IAutomatonExecutor is an interface indicating that a class knows how to execute automata.

Automaton is a base class for Automata. When Automaton.Execute is called, the first Single Dispatch will resolve to a concrete class which knows about a single strategy.

The LengthAutomaton, therefore, can be passed around statically typed as an Automaton. When it is ready to be executed, Automaton.Execute will be Single Dispatched to LengthAutomaton.Execute which in turn will call IAutomatonExecutor.Execute<LengthAutomatonStateStruct> which will be Single Dispatched to whatever module needs the concrete automaton type.

The example below completes the puzzle so that the Trie can execute a struct-based automaton.

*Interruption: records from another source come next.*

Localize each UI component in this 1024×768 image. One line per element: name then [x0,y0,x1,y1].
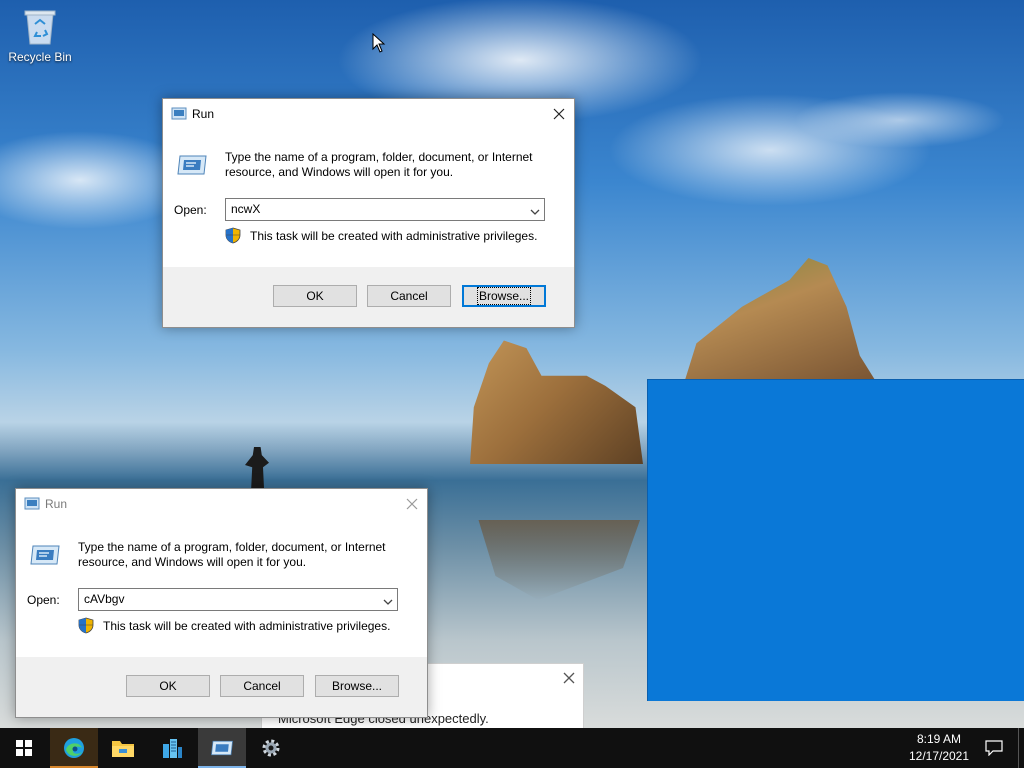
run-program-icon [29,544,61,569]
gear-icon [262,739,280,757]
action-center-button[interactable] [976,728,1012,768]
start-button[interactable] [0,728,48,768]
wallpaper-rock-right [685,258,875,380]
run-dialog-front-browse-button[interactable]: Browse... [462,285,546,307]
taskbar-edge-button[interactable] [50,728,98,768]
run-dialog-front-open-input[interactable]: ncwX [225,198,545,221]
run-dialog-front-titlebar[interactable]: Run [163,99,574,129]
taskbar-clock[interactable]: 8:19 AM 12/17/2021 [898,731,980,765]
run-dialog-front-ok-button[interactable]: OK [273,285,357,307]
recycle-bin-shortcut[interactable]: Recycle Bin [4,8,76,64]
blue-window-panel[interactable] [647,379,1024,701]
run-dialog-front-open-value[interactable]: ncwX [231,202,260,216]
run-dialog-back-open-input[interactable]: cAVbgv [78,588,398,611]
run-dialog-back-open-value[interactable]: cAVbgv [84,592,124,606]
run-dialog-front-footer: OK Cancel Browse... [163,267,574,327]
taskbar-run-button[interactable] [198,728,246,768]
run-small-icon [24,497,40,514]
run-dialog-back-cancel-button[interactable]: Cancel [220,675,304,697]
run-dialog-front-description: Type the name of a program, folder, docu… [225,150,533,179]
wallpaper-rock-reflection [478,520,640,600]
notification-icon [985,740,1003,756]
run-dialog-back[interactable]: Run Type the name of a program, folder, … [15,488,428,718]
run-dialog-back-close-icon[interactable] [397,489,427,519]
windows-logo-icon [16,740,32,756]
run-program-icon [176,154,208,179]
run-dialog-back-open-label: Open: [27,593,60,607]
run-dialog-front-cancel-button[interactable]: Cancel [367,285,451,307]
uac-shield-icon [225,227,241,247]
recycle-bin-label: Recycle Bin [8,50,72,64]
uac-shield-icon [78,617,94,637]
run-dialog-back-description: Type the name of a program, folder, docu… [78,540,386,569]
taskbar-file-explorer-button[interactable] [99,728,147,768]
run-dialog-front[interactable]: Run Type the name of a program, folder, … [162,98,575,328]
wallpaper-rock-left [470,340,643,464]
buildings-icon [163,739,182,758]
taskbar-settings-button[interactable] [247,728,295,768]
run-dialog-back-title: Run [45,497,68,511]
run-program-icon [211,740,233,756]
run-dialog-back-admin-note: This task will be created with administr… [103,619,391,633]
run-dialog-front-title: Run [192,107,215,121]
run-dialog-back-titlebar[interactable]: Run [16,489,427,519]
recycle-bin-icon [23,8,57,46]
notification-close-icon[interactable] [563,672,575,687]
chevron-down-icon[interactable] [383,595,393,609]
taskbar-server-manager-button[interactable] [148,728,196,768]
mouse-cursor-icon [372,32,386,56]
chevron-down-icon[interactable] [530,205,540,219]
run-dialog-front-open-label: Open: [174,203,207,217]
run-dialog-back-ok-button[interactable]: OK [126,675,210,697]
clock-date: 12/17/2021 [908,749,970,763]
run-dialog-front-close-icon[interactable] [544,99,574,129]
run-dialog-front-admin-note: This task will be created with administr… [250,229,538,243]
folder-icon [112,741,134,757]
clock-time: 8:19 AM [916,732,962,746]
run-small-icon [171,107,187,124]
run-dialog-back-browse-button[interactable]: Browse... [315,675,399,697]
edge-browser-icon [64,738,84,758]
taskbar: 8:19 AM 12/17/2021 [0,728,1024,768]
wallpaper-runner-silhouette [245,447,269,492]
run-dialog-back-footer: OK Cancel Browse... [16,657,427,717]
show-desktop-button[interactable] [1018,728,1024,768]
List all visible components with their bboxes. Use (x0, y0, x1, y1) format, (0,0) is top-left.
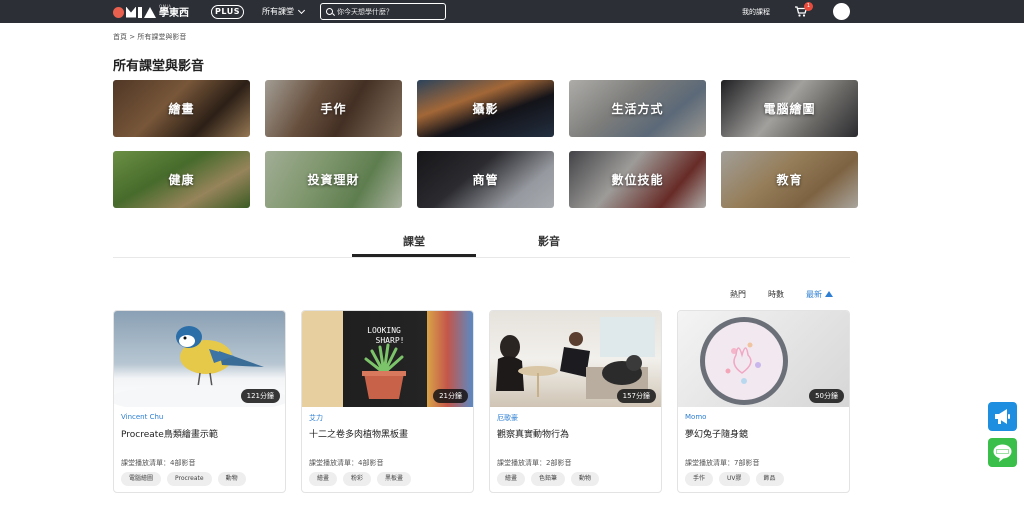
teacher-name[interactable]: 厄歌豪 (497, 413, 518, 423)
cart-count-badge: 1 (804, 2, 813, 11)
category-label: 攝影 (472, 102, 499, 116)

public class Trie : IAutomatonExecutor<int>
{
    public void CountMatches(Automaton automaton) => automaton.Execute(this);

    int IAutomatonExecutor<int>.Execute<TAutomatonState>(TAutomatonState automatonState) => CountMatchesInternal(automatonState);

    public int CountMatchesInternal<TAutomatonState>(TAutomatonState state) where TAutomatonState : IAutomatonState<TAutomatonState>
    {
        // Some code goes here

        // This is a recursive method, so at some point it does the following:
        if (state.MoveNext(c, out TAutomatonState nextState))
        {
            CountMatchesInternal<TAutomatonState>(nextState);
        }

        // Some more code goes here
    }
}

Conclusion

Virtual dispatch is, at face value, regarded as a slower mechanism than direct or static method calls because of the extra lookup required to find the right implementation. Like in so many situations when optimizing code, though, the solution must be taken as a whole. In the article above I described how taking the minuscule hit of virtual dispatch upfront allowed the JIT to run extremely specialized for the rest of the algorithm, resulting in massive performance gains of 42% (12.6 ms -> 7.3 ms). Adding work upfront to choose a better strategy for the critical path is a common pattern seen in optimized code-bases.

Thanks to careful use of generics and structs, Levenshtypo met its design objectives:

✅ The Trie can be used independently and custom traversal comes with no performance loss compared to native.

✅ The Automata can be used independently with custom data structures, also with no performance loss.

✅ The Automata are dynamically selected for performance based on user inputs.

✅ The internal implementations of the Automata remain private enabling future extensions.

This work shows that with a deep understanding of the JIT, generics, and dispatch mechanisms, you can design a flexible, extensible API without sacrificing performance.